MH370 : les recherches vont durer au moins une semaine

L'avion casa est arrivé en renfort à La Réunion pour participer aux recherches. [RICHARD BOUHET / AFP]

Les recherches pour retrouver des débris éventuels du vol MH370 au large de La Réunion vont durer une semaine dans un premier temps, a annoncé vendredi 7 août le préfet de l'île.

 

"Ce programme va se développer dans les jours qui viennent et pendant une semaine, de façon à ce qu'on puisse à cette échéance tirer les premières conclusions des patrouilles qui seront réalisées", a déclaré Dominique Sorain lors d'une conférence de presse.

Les patrouilles vont se concentrer sur "la zone Est de la Réunion, jusqu'aux limites qui coïncident, en termes de recherche et de sauvetage, avec la zone que la République de Maurice a en charge", a-t-il ajouté.

 

Avion, patrouilles des mers et hélicoptères mobilisés

"Nous allons mobiliser des moyens locaux qui sont à notre disposition et qui nous servent à mener un certain nombre d'opérations, et qui sont aussi utilisables pour ce type de recherche", a précisé le préfet.

Des moyens aériens vont être mobilisés, dont "un avion de type Casa, qui est apte à effectuer des patrouilles en mer", a détaillé M. Sorain. "Nous pouvons utiliser un hélicoptère de la marine nationale de type Panther, qui peut aller jusqu'à 100 nautiques en mer (180 km). Et nous avons également, mobilisable immédiatement, une vedette de la gendarmerie maritime, qui est capable d'aller jusqu'à 20 nautiques en mer (37 km)", a poursuivi le préfet.

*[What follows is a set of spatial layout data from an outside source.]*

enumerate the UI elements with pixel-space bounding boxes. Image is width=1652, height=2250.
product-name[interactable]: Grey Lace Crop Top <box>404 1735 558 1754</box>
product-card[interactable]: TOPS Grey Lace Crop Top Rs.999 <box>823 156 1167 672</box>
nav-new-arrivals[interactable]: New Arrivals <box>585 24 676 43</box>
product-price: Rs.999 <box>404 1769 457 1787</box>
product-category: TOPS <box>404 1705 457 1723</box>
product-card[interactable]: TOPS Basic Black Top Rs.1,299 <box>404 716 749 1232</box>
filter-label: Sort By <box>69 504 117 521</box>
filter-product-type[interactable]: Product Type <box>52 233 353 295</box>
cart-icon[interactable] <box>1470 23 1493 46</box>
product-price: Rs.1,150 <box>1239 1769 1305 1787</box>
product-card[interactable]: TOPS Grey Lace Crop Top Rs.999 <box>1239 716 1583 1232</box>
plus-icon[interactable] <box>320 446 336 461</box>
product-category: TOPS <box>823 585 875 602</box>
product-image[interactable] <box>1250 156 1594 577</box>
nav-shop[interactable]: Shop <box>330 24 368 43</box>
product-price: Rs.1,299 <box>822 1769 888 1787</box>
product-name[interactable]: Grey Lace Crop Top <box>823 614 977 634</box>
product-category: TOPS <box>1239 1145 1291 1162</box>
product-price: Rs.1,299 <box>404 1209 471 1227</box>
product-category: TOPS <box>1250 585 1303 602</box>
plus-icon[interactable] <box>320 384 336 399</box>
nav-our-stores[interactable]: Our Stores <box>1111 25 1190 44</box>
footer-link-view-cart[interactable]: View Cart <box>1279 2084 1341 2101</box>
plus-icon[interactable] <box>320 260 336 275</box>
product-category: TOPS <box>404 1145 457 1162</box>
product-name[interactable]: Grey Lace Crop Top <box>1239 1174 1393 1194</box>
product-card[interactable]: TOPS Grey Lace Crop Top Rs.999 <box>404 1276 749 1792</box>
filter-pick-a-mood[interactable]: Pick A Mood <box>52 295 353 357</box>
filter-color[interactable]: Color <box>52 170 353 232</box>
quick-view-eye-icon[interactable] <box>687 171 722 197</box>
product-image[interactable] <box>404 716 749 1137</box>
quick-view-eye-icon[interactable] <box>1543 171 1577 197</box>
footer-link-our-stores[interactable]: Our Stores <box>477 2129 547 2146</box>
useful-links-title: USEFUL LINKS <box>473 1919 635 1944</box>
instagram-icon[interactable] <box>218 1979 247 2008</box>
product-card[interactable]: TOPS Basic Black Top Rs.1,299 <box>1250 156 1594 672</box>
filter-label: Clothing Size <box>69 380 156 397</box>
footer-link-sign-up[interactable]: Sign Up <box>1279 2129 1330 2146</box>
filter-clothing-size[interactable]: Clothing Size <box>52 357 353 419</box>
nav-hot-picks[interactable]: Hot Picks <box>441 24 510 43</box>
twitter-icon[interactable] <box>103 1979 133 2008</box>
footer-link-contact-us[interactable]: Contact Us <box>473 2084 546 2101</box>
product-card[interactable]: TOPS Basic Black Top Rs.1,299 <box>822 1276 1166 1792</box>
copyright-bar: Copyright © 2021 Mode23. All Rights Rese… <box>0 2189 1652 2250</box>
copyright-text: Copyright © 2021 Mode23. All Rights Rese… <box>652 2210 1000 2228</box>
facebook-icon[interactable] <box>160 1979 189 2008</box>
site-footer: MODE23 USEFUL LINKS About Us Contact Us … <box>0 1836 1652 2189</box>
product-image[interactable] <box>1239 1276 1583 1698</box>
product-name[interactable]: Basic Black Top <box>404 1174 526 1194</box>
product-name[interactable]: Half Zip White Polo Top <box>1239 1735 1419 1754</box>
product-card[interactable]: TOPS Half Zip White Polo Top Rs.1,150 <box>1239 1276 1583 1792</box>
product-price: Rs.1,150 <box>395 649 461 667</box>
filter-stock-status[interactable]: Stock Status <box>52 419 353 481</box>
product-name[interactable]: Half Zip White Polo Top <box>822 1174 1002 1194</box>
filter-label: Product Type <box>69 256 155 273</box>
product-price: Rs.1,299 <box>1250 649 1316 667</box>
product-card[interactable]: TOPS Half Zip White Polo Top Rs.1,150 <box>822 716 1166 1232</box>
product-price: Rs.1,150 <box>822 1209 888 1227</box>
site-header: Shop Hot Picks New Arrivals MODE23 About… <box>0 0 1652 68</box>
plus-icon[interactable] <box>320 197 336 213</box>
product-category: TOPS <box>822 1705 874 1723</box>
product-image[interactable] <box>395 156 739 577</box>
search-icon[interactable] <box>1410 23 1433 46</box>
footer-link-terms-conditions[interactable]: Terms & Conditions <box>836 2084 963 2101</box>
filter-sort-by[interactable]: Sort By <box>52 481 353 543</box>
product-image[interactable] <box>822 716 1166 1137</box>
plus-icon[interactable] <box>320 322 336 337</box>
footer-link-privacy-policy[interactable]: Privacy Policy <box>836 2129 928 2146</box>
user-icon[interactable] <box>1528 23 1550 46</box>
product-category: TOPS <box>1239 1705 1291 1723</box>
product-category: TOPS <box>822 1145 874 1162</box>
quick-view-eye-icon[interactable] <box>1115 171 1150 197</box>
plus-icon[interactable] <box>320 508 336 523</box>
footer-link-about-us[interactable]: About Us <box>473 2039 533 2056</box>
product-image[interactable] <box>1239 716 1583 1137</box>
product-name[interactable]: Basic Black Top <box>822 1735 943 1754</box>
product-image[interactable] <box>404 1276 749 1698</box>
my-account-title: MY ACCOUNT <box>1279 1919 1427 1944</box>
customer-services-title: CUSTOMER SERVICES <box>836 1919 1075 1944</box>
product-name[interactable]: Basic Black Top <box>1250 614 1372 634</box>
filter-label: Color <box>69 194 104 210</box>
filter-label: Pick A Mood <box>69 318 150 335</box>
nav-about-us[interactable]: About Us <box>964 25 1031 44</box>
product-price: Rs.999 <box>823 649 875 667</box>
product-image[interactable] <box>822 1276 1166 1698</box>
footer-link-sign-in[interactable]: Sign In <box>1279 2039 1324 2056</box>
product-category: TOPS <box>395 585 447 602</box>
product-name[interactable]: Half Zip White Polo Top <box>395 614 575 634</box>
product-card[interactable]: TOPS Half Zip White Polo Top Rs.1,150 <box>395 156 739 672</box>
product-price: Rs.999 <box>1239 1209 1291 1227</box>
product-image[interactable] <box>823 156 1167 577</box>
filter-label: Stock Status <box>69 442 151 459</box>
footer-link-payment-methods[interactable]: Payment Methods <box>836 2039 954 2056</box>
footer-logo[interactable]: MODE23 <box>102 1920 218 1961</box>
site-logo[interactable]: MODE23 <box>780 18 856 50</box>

Sont mobilisables également des moyens de la gendarmerie nationale. "Une vedette côtière" et "deux hélicoptères de la gendarmerie nationale, qui ont des rayons d'action entre 12 et 24 nautiques en mer (jusqu'à 45 km)", a précisé Dominique Sorain.

 

La police et la gendarmerie font partie du dispositif

 Viennent s'ajouter à ce dispositif les moyens terrestres de la gendarmerie et de la police nationale. "Nous reprendrons les recherches sur la zone littorale, ainsi que sur les zones à l'Est de la Réunion d'où provenait ce débris, en fonction des analyses des courants marins qui ont pu nous être fournies" a expliqué le préfet. Les courants marins circulent à la Réunion en suivant les alizés, d'Est en Ouest.

 L'avion Casa va permettre de se projeter sur une zone assez vaste, afin de détecter des débris, à condition qu'ils soient suffisamment importants. Si tel est le cas, les hélicoptères peuvent être envoyés et "ensuite, en tant que de besoin, nous utiliserions soit les moyens nautiques (déjà évoqués) soit, s'il fallait aller plus loin, les patrouilleurs de la Marine nationale, qui sont basés ici à la Réunion, au port de la Pointe des Galets", a dit M. Sorain.